Pflegeexperten mahnen Jamaikaunterhändler, Farbe zu bekennen

Berlin – Nach einem eher inhaltsarmen Bundestagswahlkampf ist die Pflege auf der Zielgeraden zu einem Aufregerthema avanciert. Es war ein junger angehender Krankenpfleger, der Bundeskanzlerin Angela Merkel (CDU) die Leviten las: Die Würde der Alten und Kranken in Deutschland werde jeden Tag tausendfach verletzt; Menschen lägen stundenlang in ihren Ausscheidungen, weil es in Kliniken und Pflegeheimen am nötigen Personal fehle.
In den TV-Debatten kurz vor der Bundestagswahl mussten sich sowohl die Kanzlerin als auch ihr Herausforderer Martin Schulz (SPD) klar positionieren. Pflegeberufe müssten besser bezahlt und aufgewertet werden, forderten beide. Und Schulz versprach, die bessere Pflege alter Menschen zur zentralen Staatsaufgabe der nächsten Legislaturperiode zu machen.

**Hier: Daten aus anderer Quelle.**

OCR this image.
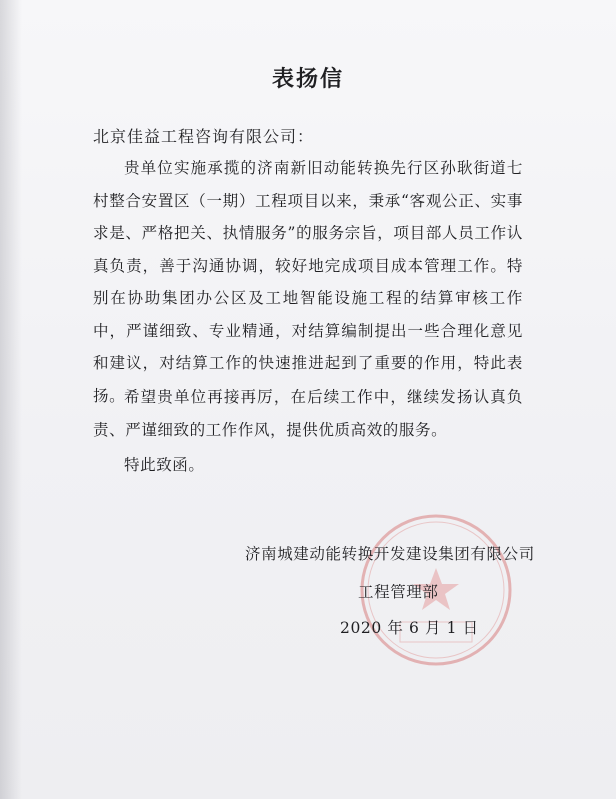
表扬信
北京佳益工程咨询有限公司：

贵单位实施承揽的济南新旧动能转换先行区孙耿街道七村整合安置区（一期）工程项目以来，秉承“客观公正、实事求是、严格把关、执情服务”的服务宗旨，项目部人员工作认真负责，善于沟通协调，较好地完成项目成本管理工作。特别在协助集团办公区及工地智能设施工程的结算审核工作中，严谨细致、专业精通，对结算编制提出一些合理化意见和建议，对结算工作的快速推进起到了重要的作用，特此表扬。

希望贵单位再接再厉，在后续工作中，继续发扬认真负责、严谨细致的工作作风，提供优质高效的服务。

特此致函。

济南城建动能转换开发建设集团有限公司
工程管理部
2020 年 6 月 1 日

Konkretes Handeln gefordert
Jetzt wollen die Pflegeverbände, dass die Unterhändler einer möglichen Jamaikakoalition bei den Sondierungen Farbe bekennen. „Ziel des künftigen Koalitionsvertrags muss es sein, dass ohne langwierigen Klärungs- oder Interpretationsbedarf direkt ins konkrete Handeln übergegangen werden kann“, forderte heute der Präsident des Deutschen Pflegerates, Franz Wagner.
Einig sind sich alle Experten, dass in der Pflege, insbesondere bei der deutlich schlechter bezahlten Altenpflege, ein gravierender Fachkräftemangel droht. Zugleich steigt die Zahl der Pflegebedürftigen weiter an: 2015 waren knapp 2,9 Millionen Menschen pflegebedürftig; bis 2060 wird mit 4,7 Millionen gerechnet. Auch die Krankenhäuser verzeichnen schon jetzt mehr alte Patienten, die an mehreren Krankheiten gleichzeitig leiden.
Vergütung muss steigen
Für Wagner steht deshalb fest: „Die professionell Pflegenden brauchen mehr als deutliche Zeichen dafür, dass es eine Zukunft für sie gibt.“ Die Pflege sei ein wunderbarer Beruf, aber „die professionell Pflegenden können nicht mehr, da für sie die Arbeitsbelastung stetig gestiegen ist. Deshalb haben bereits viele von ihnen den Pflegeberuf aufgegeben.“
Getsern hatte das Deutsche Institut für angewandte Pflegeforschung (DIP) in Köln einen dreistufigen Masterplan Pflege vorgestellt. Nach den Vorstellungen der Wissenschaftler müssen die Vergütungen für Pflegepersonal – insbesondere in der Altenpflege – um bis zu 30 Prozent angehoben und in den kommenden vier Jahren bis zu 100.000 zusätzliche Pflegestellen in Krankenhäusern, Altenheimen und ambulanten Diensten geschaffen werden.
Ferner sollen zusätzliche finanzielle Mittel in Höhe von rund 500 Millionen Euro für die Erforschung neuer Versorgungskonzepte, innovativer Technologien und für rund 20.000 Studienplätze von Pflegefachkräften eingeplant werden, schlägt DIP-Leiter Frank Weidner vor. Die Kosten für einen solchen Masterplan schätzen die Pflegeforscher auf rund zwölf Milliarden Euro jährlich ab dem Jahr 2020. Die Finanzierung soll zu gleichen Teilen von den gesetzlichen und privaten Kranken- und Pflegeversicherungen sowie durch zusätzliche Steuermittel von Bund und Ländern aufgebracht werden.
Weidner fordert zudem, im kommenden Jahr einen „Runden Tisch Masterplan Pflege“ einzurichten, um die Maßnahmen zu steuern und entsprechende Gesetzesänderungen vorzubereiten. Dort sollten Vertreter von Bund, Ländern und Kommunen, den Sozialversicherungen, der Arbeitgeber und Gewerkschaften, aus Bildung und Wissenschaft sowie von Berufs-, Patienten- und Verbraucherorganisationen teilnehmen.
Den Einwand, es gebe zurzeit gar kein Personal, um zusätzliche Stellen in der Pflege zu besetzen, lassen die Pflegeforscher nicht gelten. „Dieses Argument wird in der Debatte immer wieder gerne instrumentalisiert“, sagt der Leiter der Abteilung Pflegearbeit und -beruf im DIP, Michael Isfort. Ein attraktiveres Berufsfeld werde auch mehr Bewerber anziehen. Schon kurzfristig könnten beispielsweise die Teilzeitquote verringert und Pflegekräfte zurückgewonnen werden, die dem Beruf wegen Überlastung den Rücken gekehrt hätten.